Conducted under the oversight of Dr. Hillary Cass, the former president of the Royal College of Paediatrics and Child Health, the Cass Review examined the available scientific evidence regarding gender transitioning treatments for minors. 

“While a considerable amount of research has been published in this field, systematic evidence reviews demonstrated the poor quality of the published studies, meaning there is not a reliable evidence base upon which to make clinical decisions, or for children and their families to make informed choices,” the report stated. 

More specifically, it concluded that the rationale for prescribing puberty blockers “remains unclear, with weak evidence regarding the impact on gender dysphoria, mental or psychosocial health,” and that prescribing opposite-sex hormones to minors “also presents many unknowns, despite their longstanding use in the adult transgender population.”

In light of this absence of reliable evidence, “For the majority of young people, a medical pathway may not be the best way to manage their gender-related distress,” the report stated.

Targeting WPATH

The Cass Review’s researchers also concluded that most national and international clinical guidelines for minors who experience confusion about their sexual identity are deeply flawed. Such guidelines, including those used in the U.S., have generally been heavily influenced by the World Professional Association for Transgender Health (WPATH), a transgender advocacy group. 

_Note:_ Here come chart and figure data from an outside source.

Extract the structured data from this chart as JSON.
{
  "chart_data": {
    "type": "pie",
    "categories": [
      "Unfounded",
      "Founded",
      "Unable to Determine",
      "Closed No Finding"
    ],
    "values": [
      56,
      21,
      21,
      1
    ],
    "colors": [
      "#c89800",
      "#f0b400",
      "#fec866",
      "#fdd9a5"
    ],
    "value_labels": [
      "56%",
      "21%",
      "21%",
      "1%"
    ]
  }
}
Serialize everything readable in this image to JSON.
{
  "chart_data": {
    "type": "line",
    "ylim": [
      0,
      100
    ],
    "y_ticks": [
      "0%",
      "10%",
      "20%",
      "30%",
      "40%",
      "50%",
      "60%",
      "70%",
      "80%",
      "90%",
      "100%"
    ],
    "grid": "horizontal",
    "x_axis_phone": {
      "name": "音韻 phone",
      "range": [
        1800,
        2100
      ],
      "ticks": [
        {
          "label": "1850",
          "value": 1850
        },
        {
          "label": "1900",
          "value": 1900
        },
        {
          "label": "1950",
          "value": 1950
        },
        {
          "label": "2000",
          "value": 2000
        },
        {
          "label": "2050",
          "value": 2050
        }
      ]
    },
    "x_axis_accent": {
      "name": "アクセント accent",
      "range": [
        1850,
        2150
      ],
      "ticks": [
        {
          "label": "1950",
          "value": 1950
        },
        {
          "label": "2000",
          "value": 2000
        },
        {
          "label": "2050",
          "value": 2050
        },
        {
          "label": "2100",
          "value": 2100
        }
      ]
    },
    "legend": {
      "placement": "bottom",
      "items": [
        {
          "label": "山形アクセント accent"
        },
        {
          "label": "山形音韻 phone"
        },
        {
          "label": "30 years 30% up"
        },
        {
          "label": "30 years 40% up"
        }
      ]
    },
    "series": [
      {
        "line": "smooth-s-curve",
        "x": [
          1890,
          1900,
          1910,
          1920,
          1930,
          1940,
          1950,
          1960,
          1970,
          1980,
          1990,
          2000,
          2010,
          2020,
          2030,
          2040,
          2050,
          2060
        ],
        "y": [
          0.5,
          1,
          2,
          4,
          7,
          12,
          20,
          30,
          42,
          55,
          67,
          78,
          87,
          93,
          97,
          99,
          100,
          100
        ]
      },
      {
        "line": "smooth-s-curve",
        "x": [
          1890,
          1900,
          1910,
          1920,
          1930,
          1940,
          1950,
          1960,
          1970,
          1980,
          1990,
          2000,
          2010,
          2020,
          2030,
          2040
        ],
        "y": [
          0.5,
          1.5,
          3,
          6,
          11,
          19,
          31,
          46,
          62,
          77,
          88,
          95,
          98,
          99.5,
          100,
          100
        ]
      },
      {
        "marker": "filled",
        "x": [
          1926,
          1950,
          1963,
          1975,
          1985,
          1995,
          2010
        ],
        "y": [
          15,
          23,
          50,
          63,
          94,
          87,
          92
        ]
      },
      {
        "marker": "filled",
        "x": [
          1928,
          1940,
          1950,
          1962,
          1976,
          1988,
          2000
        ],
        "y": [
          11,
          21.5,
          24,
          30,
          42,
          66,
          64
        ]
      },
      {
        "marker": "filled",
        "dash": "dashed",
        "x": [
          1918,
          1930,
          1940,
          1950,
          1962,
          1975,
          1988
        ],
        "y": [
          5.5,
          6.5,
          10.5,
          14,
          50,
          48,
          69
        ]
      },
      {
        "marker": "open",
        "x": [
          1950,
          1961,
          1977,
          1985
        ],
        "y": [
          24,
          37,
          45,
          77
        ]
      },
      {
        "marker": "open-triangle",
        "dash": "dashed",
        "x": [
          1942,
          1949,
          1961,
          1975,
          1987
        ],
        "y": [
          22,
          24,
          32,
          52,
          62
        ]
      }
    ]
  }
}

“Most national and regional guidance has been influenced by the World Professional Association for Transgender Health and Endocrine Society guidelines, which themselves lack developmental rigor and are linked through cosponsorship,” one of the studies commissioned by the review stated.

The validity of WPATH’s recommendations also came under challenge last year following the publication of conversations that were gleaned from an internal WPATH online forum by a watchdog group. In their remarks, the WPATH participants acknowledged that minors often lacked the capacity to fully understand the permanent consequences of hormonal treatments, and that little is known about the long-term consequences of using puberty blockers, Catholic News Agency reported. 

WPATH’s influence over the clinical guidelines for transgender procedures is specifically targeted in Trump’s executive order. Section 3 of the order, titled “Ending Reliance on Junk Science,” mandates federal agencies to rescind or amend all policies that draw on WPATH’s guidance.

“The blatant harm done to children by chemical and surgical mutilation cloaks itself in medical necessity, spurred by guidance from the World Professional Association for Transgender Health (WPATH), which lacks scientific integrity,” the executive order states.